У вольер с мелкими попугайчиками детвора, толкаясь и крича, неудержимо ринулась вперед и прильнула к решетке. Сотни зеленых, желтых, голубых попугайчиков и других птичек с шумом перелетали с места на место, наполняя воздух разноголосым гомоном. Скрипучее щебетание, перепархивание с места на место, случайные ссоры — все это показывало, что выведенные в неволе птички вполне довольствуются своей судьбой и давно утратили стремление к свободе. «Вот таких пичуг и в клетке держать не жалко», — подумал я и в этот момент увидел свою саксаулочку.
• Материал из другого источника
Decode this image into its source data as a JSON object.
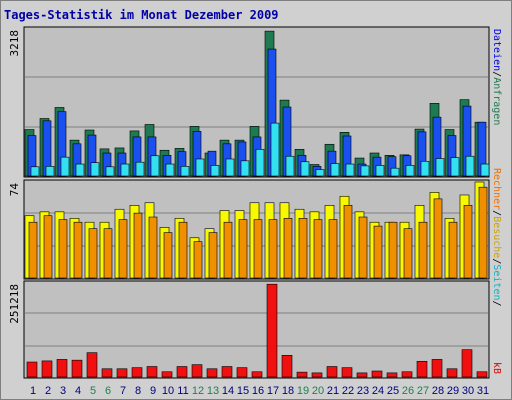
{
  "chart_data": {
    "type": "bar",
    "title": "Tages-Statistik im Monat Dezember 2009",
    "categories": [
      "1",
      "2",
      "3",
      "4",
      "5",
      "6",
      "7",
      "8",
      "9",
      "10",
      "11",
      "12",
      "13",
      "14",
      "15",
      "16",
      "17",
      "18",
      "19",
      "20",
      "21",
      "22",
      "23",
      "24",
      "25",
      "26",
      "27",
      "28",
      "29",
      "30",
      "31"
    ],
    "weekend_days": [
      "5",
      "6",
      "12",
      "13",
      "19",
      "20",
      "26",
      "27"
    ],
    "panels": [
      {
        "id": "panel-requests",
        "ymax_label": "3218",
        "ylim": [
          0,
          3218
        ],
        "series": [
          {
            "name": "Anfragen",
            "color": "#1e7a50",
            "values": [
              1010,
              1250,
              1490,
              780,
              1000,
              590,
              610,
              980,
              1120,
              560,
              600,
              1080,
              500,
              780,
              780,
              1080,
              3150,
              1650,
              580,
              250,
              690,
              950,
              390,
              500,
              450,
              460,
              1020,
              1580,
              1010,
              1660,
              1170
            ]
          },
          {
            "name": "Dateien",
            "color": "#1a4ff0",
            "values": [
              880,
              1200,
              1400,
              700,
              890,
              500,
              500,
              850,
              850,
              450,
              530,
              970,
              540,
              700,
              740,
              850,
              2760,
              1500,
              450,
              210,
              540,
              870,
              260,
              410,
              420,
              440,
              960,
              1280,
              880,
              1520,
              1170
            ]
          },
          {
            "name": "Seiten",
            "color": "#33e0f0",
            "values": [
              200,
              210,
              410,
              260,
              290,
              200,
              260,
              300,
              440,
              260,
              210,
              370,
              230,
              370,
              330,
              580,
              1150,
              430,
              310,
              140,
              270,
              260,
              220,
              230,
              170,
              230,
              320,
              380,
              400,
              430,
              260
            ]
          }
        ]
      },
      {
        "id": "panel-visits",
        "ymax_label": "74",
        "ylim": [
          0,
          74
        ],
        "series": [
          {
            "name": "Besuche",
            "color": "#f8f800",
            "values": [
              48,
              51,
              51,
              46,
              43,
              43,
              53,
              56,
              58,
              39,
              46,
              31,
              38,
              52,
              52,
              58,
              58,
              58,
              53,
              51,
              56,
              63,
              51,
              43,
              43,
              43,
              56,
              66,
              46,
              64,
              74
            ]
          },
          {
            "name": "Rechner",
            "color": "#f09000",
            "values": [
              43,
              48,
              45,
              43,
              38,
              38,
              45,
              50,
              47,
              35,
              43,
              28,
              35,
              43,
              45,
              45,
              45,
              46,
              46,
              45,
              45,
              56,
              47,
              40,
              43,
              38,
              43,
              61,
              43,
              56,
              70
            ]
          }
        ]
      },
      {
        "id": "panel-kb",
        "ymax_label": "251218",
        "ylim": [
          0,
          251218
        ],
        "series": [
          {
            "name": "kB",
            "color": "#f01010",
            "values": [
              40000,
              43000,
              47000,
              45000,
              65000,
              22000,
              22000,
              25000,
              28000,
              14000,
              28000,
              33000,
              22000,
              28000,
              25000,
              14000,
              248000,
              58000,
              13000,
              11000,
              28000,
              25000,
              11000,
              16000,
              11000,
              14000,
              42000,
              47000,
              22000,
              73000,
              14000
            ]
          }
        ]
      }
    ],
    "legend_requests": {
      "files": "Dateien",
      "slash1": "/",
      "requests": "Anfragen"
    },
    "legend_visits": {
      "hosts": "Rechner",
      "slash1": "/",
      "visits": "Besuche",
      "slash2": "/",
      "pages": "Seiten",
      "slash3": "/"
    },
    "legend_kb": "kB"
  }
}
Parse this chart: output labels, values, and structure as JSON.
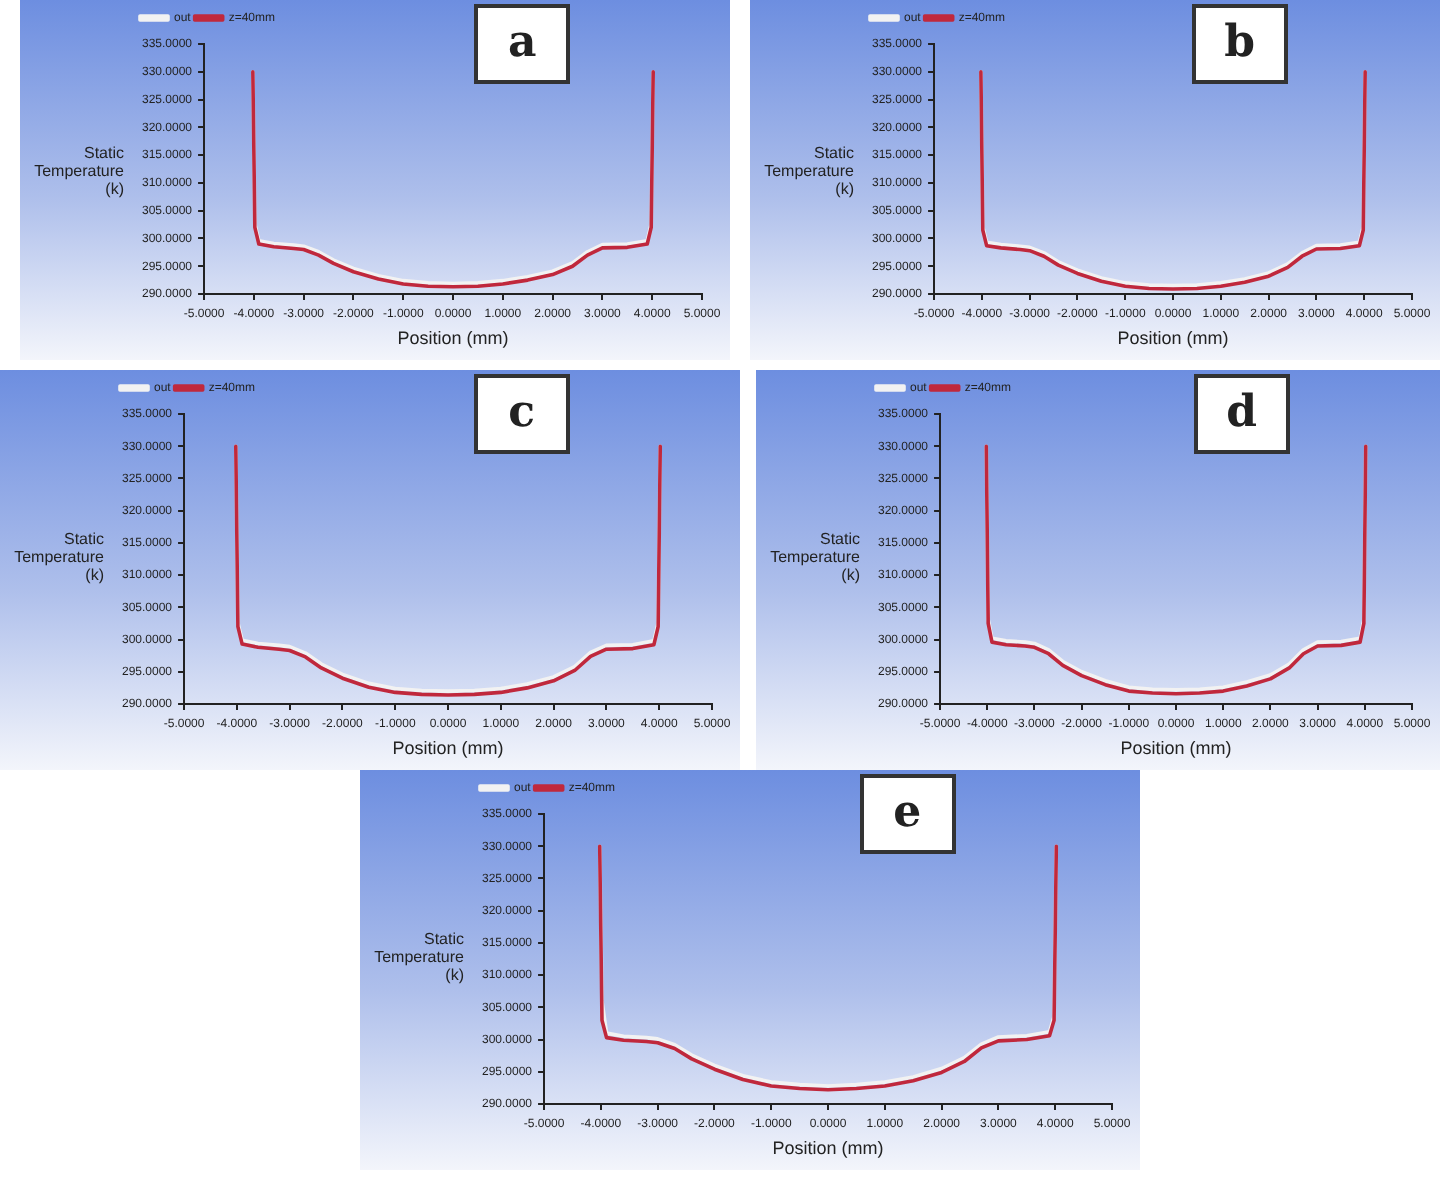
{
  "chart_data": [
    {
      "type": "line",
      "title": "a",
      "xlabel": "Position (mm)",
      "ylabel": "Static Temperature (k)",
      "legend": "top left",
      "marker": "none",
      "line_style": "solid",
      "x": [
        -4.02,
        -3.98,
        -3.9,
        -3.6,
        -3.2,
        -3,
        -2.7,
        -2.4,
        -2,
        -1.5,
        -1,
        -0.5,
        0,
        0.5,
        1,
        1.5,
        2,
        2.4,
        2.7,
        3,
        3.5,
        3.9,
        3.98,
        4.02
      ],
      "xlim": [
        -5,
        5
      ],
      "xticks": [
        {
          "value": -5,
          "label": "-5.0000"
        },
        {
          "value": -4,
          "label": "-4.0000"
        },
        {
          "value": -3,
          "label": "-3.0000"
        },
        {
          "value": -2,
          "label": "-2.0000"
        },
        {
          "value": -1,
          "label": "-1.0000"
        },
        {
          "value": 0,
          "label": "0.0000"
        },
        {
          "value": 1,
          "label": "1.0000"
        },
        {
          "value": 2,
          "label": "2.0000"
        },
        {
          "value": 3,
          "label": "3.0000"
        },
        {
          "value": 4,
          "label": "4.0000"
        },
        {
          "value": 5,
          "label": "5.0000"
        }
      ],
      "ylim": [
        290,
        335
      ],
      "yticks": [
        {
          "value": 290,
          "label": "290.0000"
        },
        {
          "value": 295,
          "label": "295.0000"
        },
        {
          "value": 300,
          "label": "300.0000"
        },
        {
          "value": 305,
          "label": "305.0000"
        },
        {
          "value": 310,
          "label": "310.0000"
        },
        {
          "value": 315,
          "label": "315.0000"
        },
        {
          "value": 320,
          "label": "320.0000"
        },
        {
          "value": 325,
          "label": "325.0000"
        },
        {
          "value": 330,
          "label": "330.0000"
        },
        {
          "value": 335,
          "label": "335.0000"
        }
      ],
      "series": [
        {
          "name": "out",
          "color": "#f2f2f2",
          "values": [
            330,
            302.6,
            299.6,
            299.1,
            298.8,
            298.6,
            297.6,
            296.1,
            294.6,
            293.3,
            292.4,
            292,
            291.9,
            292,
            292.4,
            293.1,
            294.1,
            295.6,
            297.6,
            298.9,
            299,
            299.6,
            302.6,
            330
          ]
        },
        {
          "name": "z=40mm",
          "color": "#c0283c",
          "values": [
            330,
            302,
            299,
            298.5,
            298.2,
            298,
            297,
            295.5,
            294,
            292.7,
            291.8,
            291.4,
            291.3,
            291.4,
            291.8,
            292.5,
            293.5,
            295,
            297,
            298.3,
            298.4,
            299,
            302,
            330
          ]
        }
      ]
    },
    {
      "type": "line",
      "title": "b",
      "xlabel": "Position (mm)",
      "ylabel": "Static Temperature (k)",
      "legend": "top left",
      "marker": "none",
      "line_style": "solid",
      "x": [
        -4.02,
        -3.98,
        -3.9,
        -3.6,
        -3.2,
        -3,
        -2.7,
        -2.4,
        -2,
        -1.5,
        -1,
        -0.5,
        0,
        0.5,
        1,
        1.5,
        2,
        2.4,
        2.7,
        3,
        3.5,
        3.9,
        3.98,
        4.02
      ],
      "xlim": [
        -5,
        5
      ],
      "xticks": [
        {
          "value": -5,
          "label": "-5.0000"
        },
        {
          "value": -4,
          "label": "-4.0000"
        },
        {
          "value": -3,
          "label": "-3.0000"
        },
        {
          "value": -2,
          "label": "-2.0000"
        },
        {
          "value": -1,
          "label": "-1.0000"
        },
        {
          "value": 0,
          "label": "0.0000"
        },
        {
          "value": 1,
          "label": "1.0000"
        },
        {
          "value": 2,
          "label": "2.0000"
        },
        {
          "value": 3,
          "label": "3.0000"
        },
        {
          "value": 4,
          "label": "4.0000"
        },
        {
          "value": 5,
          "label": "5.0000"
        }
      ],
      "ylim": [
        290,
        335
      ],
      "yticks": [
        {
          "value": 290,
          "label": "290.0000"
        },
        {
          "value": 295,
          "label": "295.0000"
        },
        {
          "value": 300,
          "label": "300.0000"
        },
        {
          "value": 305,
          "label": "305.0000"
        },
        {
          "value": 310,
          "label": "310.0000"
        },
        {
          "value": 315,
          "label": "315.0000"
        },
        {
          "value": 320,
          "label": "320.0000"
        },
        {
          "value": 325,
          "label": "325.0000"
        },
        {
          "value": 330,
          "label": "330.0000"
        },
        {
          "value": 335,
          "label": "335.0000"
        }
      ],
      "series": [
        {
          "name": "out",
          "color": "#f2f2f2",
          "values": [
            330,
            302.1,
            299.3,
            298.9,
            298.6,
            298.4,
            297.4,
            295.8,
            294.3,
            292.9,
            292,
            291.6,
            291.5,
            291.6,
            292,
            292.7,
            293.8,
            295.4,
            297.4,
            298.7,
            298.8,
            299.3,
            302.1,
            330
          ]
        },
        {
          "name": "z=40mm",
          "color": "#c0283c",
          "values": [
            330,
            301.5,
            298.7,
            298.3,
            298,
            297.8,
            296.8,
            295.2,
            293.7,
            292.3,
            291.4,
            291,
            290.9,
            291,
            291.4,
            292.1,
            293.2,
            294.8,
            296.8,
            298.1,
            298.2,
            298.7,
            301.5,
            330
          ]
        }
      ]
    },
    {
      "type": "line",
      "title": "c",
      "xlabel": "Position (mm)",
      "ylabel": "Static Temperature (k)",
      "legend": "top left",
      "marker": "none",
      "line_style": "solid",
      "x": [
        -4.02,
        -3.98,
        -3.9,
        -3.6,
        -3.2,
        -3,
        -2.7,
        -2.4,
        -2,
        -1.5,
        -1,
        -0.5,
        0,
        0.5,
        1,
        1.5,
        2,
        2.4,
        2.7,
        3,
        3.5,
        3.9,
        3.98,
        4.02
      ],
      "xlim": [
        -5,
        5
      ],
      "xticks": [
        {
          "value": -5,
          "label": "-5.0000"
        },
        {
          "value": -4,
          "label": "-4.0000"
        },
        {
          "value": -3,
          "label": "-3.0000"
        },
        {
          "value": -2,
          "label": "-2.0000"
        },
        {
          "value": -1,
          "label": "-1.0000"
        },
        {
          "value": 0,
          "label": "0.0000"
        },
        {
          "value": 1,
          "label": "1.0000"
        },
        {
          "value": 2,
          "label": "2.0000"
        },
        {
          "value": 3,
          "label": "3.0000"
        },
        {
          "value": 4,
          "label": "4.0000"
        },
        {
          "value": 5,
          "label": "5.0000"
        }
      ],
      "ylim": [
        290,
        335
      ],
      "yticks": [
        {
          "value": 290,
          "label": "290.0000"
        },
        {
          "value": 295,
          "label": "295.0000"
        },
        {
          "value": 300,
          "label": "300.0000"
        },
        {
          "value": 305,
          "label": "305.0000"
        },
        {
          "value": 310,
          "label": "310.0000"
        },
        {
          "value": 315,
          "label": "315.0000"
        },
        {
          "value": 320,
          "label": "320.0000"
        },
        {
          "value": 325,
          "label": "325.0000"
        },
        {
          "value": 330,
          "label": "330.0000"
        },
        {
          "value": 335,
          "label": "335.0000"
        }
      ],
      "series": [
        {
          "name": "out",
          "color": "#f2f2f2",
          "values": [
            330,
            302.6,
            299.9,
            299.4,
            299.1,
            298.9,
            297.9,
            296.2,
            294.6,
            293.2,
            292.4,
            292.1,
            292,
            292.1,
            292.4,
            293.1,
            294.2,
            295.8,
            298,
            299.1,
            299.2,
            299.8,
            302.6,
            330
          ]
        },
        {
          "name": "z=40mm",
          "color": "#c0283c",
          "values": [
            330,
            302,
            299.3,
            298.8,
            298.5,
            298.3,
            297.3,
            295.6,
            294,
            292.6,
            291.8,
            291.5,
            291.4,
            291.5,
            291.8,
            292.5,
            293.6,
            295.2,
            297.4,
            298.5,
            298.6,
            299.2,
            302,
            330
          ]
        }
      ]
    },
    {
      "type": "line",
      "title": "d",
      "xlabel": "Position (mm)",
      "ylabel": "Static Temperature (k)",
      "legend": "top left",
      "marker": "none",
      "line_style": "solid",
      "x": [
        -4.02,
        -3.98,
        -3.9,
        -3.6,
        -3.2,
        -3,
        -2.7,
        -2.4,
        -2,
        -1.5,
        -1,
        -0.5,
        0,
        0.5,
        1,
        1.5,
        2,
        2.4,
        2.7,
        3,
        3.5,
        3.9,
        3.98,
        4.02
      ],
      "xlim": [
        -5,
        5
      ],
      "xticks": [
        {
          "value": -5,
          "label": "-5.0000"
        },
        {
          "value": -4,
          "label": "-4.0000"
        },
        {
          "value": -3,
          "label": "-3.0000"
        },
        {
          "value": -2,
          "label": "-2.0000"
        },
        {
          "value": -1,
          "label": "-1.0000"
        },
        {
          "value": 0,
          "label": "0.0000"
        },
        {
          "value": 1,
          "label": "1.0000"
        },
        {
          "value": 2,
          "label": "2.0000"
        },
        {
          "value": 3,
          "label": "3.0000"
        },
        {
          "value": 4,
          "label": "4.0000"
        },
        {
          "value": 5,
          "label": "5.0000"
        }
      ],
      "ylim": [
        290,
        335
      ],
      "yticks": [
        {
          "value": 290,
          "label": "290.0000"
        },
        {
          "value": 295,
          "label": "295.0000"
        },
        {
          "value": 300,
          "label": "300.0000"
        },
        {
          "value": 305,
          "label": "305.0000"
        },
        {
          "value": 310,
          "label": "310.0000"
        },
        {
          "value": 315,
          "label": "315.0000"
        },
        {
          "value": 320,
          "label": "320.0000"
        },
        {
          "value": 325,
          "label": "325.0000"
        },
        {
          "value": 330,
          "label": "330.0000"
        },
        {
          "value": 335,
          "label": "335.0000"
        }
      ],
      "series": [
        {
          "name": "out",
          "color": "#f2f2f2",
          "values": [
            330,
            303.1,
            300.2,
            299.8,
            299.6,
            299.4,
            298.4,
            296.6,
            295,
            293.6,
            292.6,
            292.3,
            292.2,
            292.3,
            292.6,
            293.4,
            294.5,
            296.2,
            298.4,
            299.6,
            299.7,
            300.2,
            303.1,
            330
          ]
        },
        {
          "name": "z=40mm",
          "color": "#c0283c",
          "values": [
            330,
            302.5,
            299.6,
            299.2,
            299,
            298.8,
            297.8,
            296,
            294.4,
            293,
            292,
            291.7,
            291.6,
            291.7,
            292,
            292.8,
            293.9,
            295.6,
            297.8,
            299,
            299.1,
            299.6,
            302.5,
            330
          ]
        }
      ]
    },
    {
      "type": "line",
      "title": "e",
      "xlabel": "Position (mm)",
      "ylabel": "Static Temperature (k)",
      "legend": "top left",
      "marker": "none",
      "line_style": "solid",
      "x": [
        -4.02,
        -3.98,
        -3.9,
        -3.6,
        -3.2,
        -3,
        -2.7,
        -2.4,
        -2,
        -1.5,
        -1,
        -0.5,
        0,
        0.5,
        1,
        1.5,
        2,
        2.4,
        2.7,
        3,
        3.5,
        3.9,
        3.98,
        4.02
      ],
      "xlim": [
        -5,
        5
      ],
      "xticks": [
        {
          "value": -5,
          "label": "-5.0000"
        },
        {
          "value": -4,
          "label": "-4.0000"
        },
        {
          "value": -3,
          "label": "-3.0000"
        },
        {
          "value": -2,
          "label": "-2.0000"
        },
        {
          "value": -1,
          "label": "-1.0000"
        },
        {
          "value": 0,
          "label": "0.0000"
        },
        {
          "value": 1,
          "label": "1.0000"
        },
        {
          "value": 2,
          "label": "2.0000"
        },
        {
          "value": 3,
          "label": "3.0000"
        },
        {
          "value": 4,
          "label": "4.0000"
        },
        {
          "value": 5,
          "label": "5.0000"
        }
      ],
      "ylim": [
        290,
        335
      ],
      "yticks": [
        {
          "value": 290,
          "label": "290.0000"
        },
        {
          "value": 295,
          "label": "295.0000"
        },
        {
          "value": 300,
          "label": "300.0000"
        },
        {
          "value": 305,
          "label": "305.0000"
        },
        {
          "value": 310,
          "label": "310.0000"
        },
        {
          "value": 315,
          "label": "315.0000"
        },
        {
          "value": 320,
          "label": "320.0000"
        },
        {
          "value": 325,
          "label": "325.0000"
        },
        {
          "value": 330,
          "label": "330.0000"
        },
        {
          "value": 335,
          "label": "335.0000"
        }
      ],
      "series": [
        {
          "name": "out",
          "color": "#f2f2f2",
          "values": [
            330,
            306,
            301,
            300.5,
            300.3,
            300.1,
            299.2,
            297.6,
            296,
            294.4,
            293.4,
            293,
            292.8,
            293,
            293.4,
            294.2,
            295.5,
            297.2,
            299.3,
            300.4,
            300.6,
            301.2,
            303.6,
            330
          ]
        },
        {
          "name": "z=40mm",
          "color": "#c0283c",
          "values": [
            330,
            303,
            300.3,
            299.9,
            299.7,
            299.5,
            298.6,
            297,
            295.4,
            293.8,
            292.8,
            292.4,
            292.2,
            292.4,
            292.8,
            293.6,
            294.9,
            296.6,
            298.7,
            299.8,
            300,
            300.6,
            303,
            330
          ]
        }
      ]
    }
  ]
}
Нахохлившись и распушив пышное светлое оперение, птичка неподвижно сидела на полу у решетки вольеры, смотрела в сторону. Видимо, она давно привыкла и к шумной пернатой компании, и к возгласам посетителей и на все это перестала обращать внимание. Но и на нее никто не обращал внимания. Скромно окрашенная и необычно молчаливая, она осталась незаметной среди массы ярких, крикливых, непоседливых попугайчиков. «А что это за птица?» — единственный раз спросил какой-то посетитель у своего соседа. Но тот, кому был задан вопрос, конечно, не знал саксаульной сойки. Движением толпы оба посетителя были оттеснены от вольеры и, потеряв сойку из виду, видимо, забыли о ее существовании.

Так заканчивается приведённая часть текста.